Expand the device column by "." into multiple columns, ignoring the root directory "root". Convenient for richer aggregation operations. To use this display way, the parameter "delta_object_name" is set in the table creation statement (refer to Example 5 in Section 5.1 of this manual), as in this example, parameter "delta_object_name" is set to "root.device.turbine". The number of path layers needs to be one-to-one. At this point, one column is created for each layer of the device path except the "root" layer. The column name is the name in the parameter and the value is the name of the corresponding layer of the device. Next, one column is created for each Measurement to store the specific data.

Then SparkSQL Table Structure is as follows:

time(LongType)	group(StringType)	field(StringType)	device(StringType)	status(BooleanType)	temperature(FloatType)	hardware(StringType)
1	ln	wf01	wt01	True	2.2	null
1	ln	wf02	wt02	True	null	null
2	ln	wf01	wt01	null	2.2	null
2	ln	wf02	wt02	False	null	"aaa"
2	sgcc	wf03	wt01	True	null	null
3	ln	wf01	wt01	True	2.1	null
3	sgcc	wf03	wt01	True	3.3	null
4	ln	wf01	wt01	null	2.0	null
4	ln	wf02	wt02	True	null	"bbb"
4	sgcc	wf03	wt01	True	null	null
5	ln	wf01	wt01	False	null	null
5	ln	wf02	wt02	False	null	null
5	sgcc	wf03	wt01	True	null	null
6	ln	wf02	wt02	null	null	"ccc"
6	sgcc	wf03	wt01	null	6.6	null
7	ln	wf01	wt01	True	null	null
8	ln	wf02	wt02	null	null	"ddd"
8	sgcc	wf03	wt01	null	8.8	null
9	sgcc	wf03	wt01	null	9.9	null

TsFile-Spark-Connector displays one or more TsFiles as a table in SparkSQL By SparkSQL. It also allows users to specify a single directory or use wildcards to match multiple directories. If there are multiple TsFiles, the union of the measurements in all TsFiles will be retained in the table, and the measurement with the same name have the same data type by default. Note that if a situation with the same name but different data types exists, TsFile-Spark-Connector does not guarantee the correctness of the results.

The writing process is to write a DataFrame as one or more TsFiles.
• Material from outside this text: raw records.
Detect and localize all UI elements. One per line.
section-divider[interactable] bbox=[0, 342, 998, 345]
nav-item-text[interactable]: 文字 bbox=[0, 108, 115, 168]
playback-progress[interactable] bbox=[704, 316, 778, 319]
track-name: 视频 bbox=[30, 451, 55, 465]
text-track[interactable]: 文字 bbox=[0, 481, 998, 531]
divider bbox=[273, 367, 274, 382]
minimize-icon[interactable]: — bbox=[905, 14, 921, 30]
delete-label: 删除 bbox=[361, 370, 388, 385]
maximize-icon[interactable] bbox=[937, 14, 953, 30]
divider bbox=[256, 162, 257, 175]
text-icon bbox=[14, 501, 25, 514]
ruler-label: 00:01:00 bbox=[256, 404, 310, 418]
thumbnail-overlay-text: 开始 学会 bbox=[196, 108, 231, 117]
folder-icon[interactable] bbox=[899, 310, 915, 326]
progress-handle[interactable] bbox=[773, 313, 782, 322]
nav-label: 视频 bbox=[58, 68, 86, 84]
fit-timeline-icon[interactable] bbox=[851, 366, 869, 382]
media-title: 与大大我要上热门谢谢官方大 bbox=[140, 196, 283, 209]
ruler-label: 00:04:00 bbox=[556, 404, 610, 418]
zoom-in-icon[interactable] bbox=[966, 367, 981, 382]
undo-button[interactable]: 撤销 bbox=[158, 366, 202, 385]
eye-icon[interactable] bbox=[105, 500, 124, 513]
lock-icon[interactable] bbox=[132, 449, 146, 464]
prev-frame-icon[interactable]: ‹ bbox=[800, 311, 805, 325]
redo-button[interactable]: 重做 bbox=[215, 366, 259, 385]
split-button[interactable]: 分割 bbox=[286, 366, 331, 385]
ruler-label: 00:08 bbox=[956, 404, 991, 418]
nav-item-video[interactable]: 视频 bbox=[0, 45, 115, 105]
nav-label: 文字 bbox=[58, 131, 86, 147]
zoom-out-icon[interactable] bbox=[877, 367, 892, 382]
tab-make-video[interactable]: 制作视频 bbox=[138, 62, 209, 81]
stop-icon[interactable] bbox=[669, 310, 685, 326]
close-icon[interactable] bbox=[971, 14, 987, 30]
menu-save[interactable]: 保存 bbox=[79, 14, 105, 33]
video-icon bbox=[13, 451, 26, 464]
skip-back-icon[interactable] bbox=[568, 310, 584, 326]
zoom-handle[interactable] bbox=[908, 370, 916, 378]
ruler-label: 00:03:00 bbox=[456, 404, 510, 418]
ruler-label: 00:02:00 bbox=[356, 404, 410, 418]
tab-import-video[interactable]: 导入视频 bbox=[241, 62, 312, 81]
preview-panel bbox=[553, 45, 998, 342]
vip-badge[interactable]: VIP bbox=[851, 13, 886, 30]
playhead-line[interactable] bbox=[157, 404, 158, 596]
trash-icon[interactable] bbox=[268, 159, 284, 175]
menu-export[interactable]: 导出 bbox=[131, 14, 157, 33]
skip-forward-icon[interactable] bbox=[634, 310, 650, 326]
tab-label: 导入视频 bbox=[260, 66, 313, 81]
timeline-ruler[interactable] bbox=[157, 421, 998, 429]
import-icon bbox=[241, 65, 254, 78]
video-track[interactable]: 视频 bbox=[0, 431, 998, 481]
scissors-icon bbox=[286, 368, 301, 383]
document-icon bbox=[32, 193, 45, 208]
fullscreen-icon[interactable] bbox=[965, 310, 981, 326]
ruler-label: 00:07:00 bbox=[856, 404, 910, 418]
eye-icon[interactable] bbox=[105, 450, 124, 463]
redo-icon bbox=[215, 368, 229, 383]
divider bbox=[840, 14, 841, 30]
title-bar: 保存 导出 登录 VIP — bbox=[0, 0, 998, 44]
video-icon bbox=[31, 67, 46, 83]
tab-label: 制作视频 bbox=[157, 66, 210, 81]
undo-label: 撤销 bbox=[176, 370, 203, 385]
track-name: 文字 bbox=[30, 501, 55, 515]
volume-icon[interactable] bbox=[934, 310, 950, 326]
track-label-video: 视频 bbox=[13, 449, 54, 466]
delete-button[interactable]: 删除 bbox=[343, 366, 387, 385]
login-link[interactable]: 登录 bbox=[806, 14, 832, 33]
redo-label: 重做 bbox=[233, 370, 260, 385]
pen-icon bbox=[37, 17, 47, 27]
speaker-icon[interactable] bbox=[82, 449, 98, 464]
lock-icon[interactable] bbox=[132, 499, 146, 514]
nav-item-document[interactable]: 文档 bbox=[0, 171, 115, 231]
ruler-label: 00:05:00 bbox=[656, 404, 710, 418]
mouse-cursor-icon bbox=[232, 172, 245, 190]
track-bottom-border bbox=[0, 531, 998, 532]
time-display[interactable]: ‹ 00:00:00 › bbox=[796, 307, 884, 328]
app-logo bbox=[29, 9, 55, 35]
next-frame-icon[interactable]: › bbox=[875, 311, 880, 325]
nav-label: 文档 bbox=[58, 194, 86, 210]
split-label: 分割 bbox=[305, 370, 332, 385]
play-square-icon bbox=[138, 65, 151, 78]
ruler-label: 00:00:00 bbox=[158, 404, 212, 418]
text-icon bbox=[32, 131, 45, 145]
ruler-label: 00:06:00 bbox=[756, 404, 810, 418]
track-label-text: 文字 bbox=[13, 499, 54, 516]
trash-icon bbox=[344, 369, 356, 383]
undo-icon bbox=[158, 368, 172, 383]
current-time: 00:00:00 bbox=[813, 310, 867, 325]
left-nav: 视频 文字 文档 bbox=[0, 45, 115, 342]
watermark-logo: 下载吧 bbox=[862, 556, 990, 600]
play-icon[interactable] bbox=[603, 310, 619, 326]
By default, two columns need to be included: time and delta_object. The rest of the columns are used as Measurement. If user wants to write the second table structure back to TsFile, user can set the "delta_object_name" parameter(refer to Section 5.1 of Section 5.1 of this manual).

Appendix B: Old Note
NOTE: Check the jar packages in the root directory of your Spark and replace libthrift-0.9.2.jar and libfb303-0.9.2.jar with libthrift-0.9.1.jar and libfb303-0.9.1.jar respectively.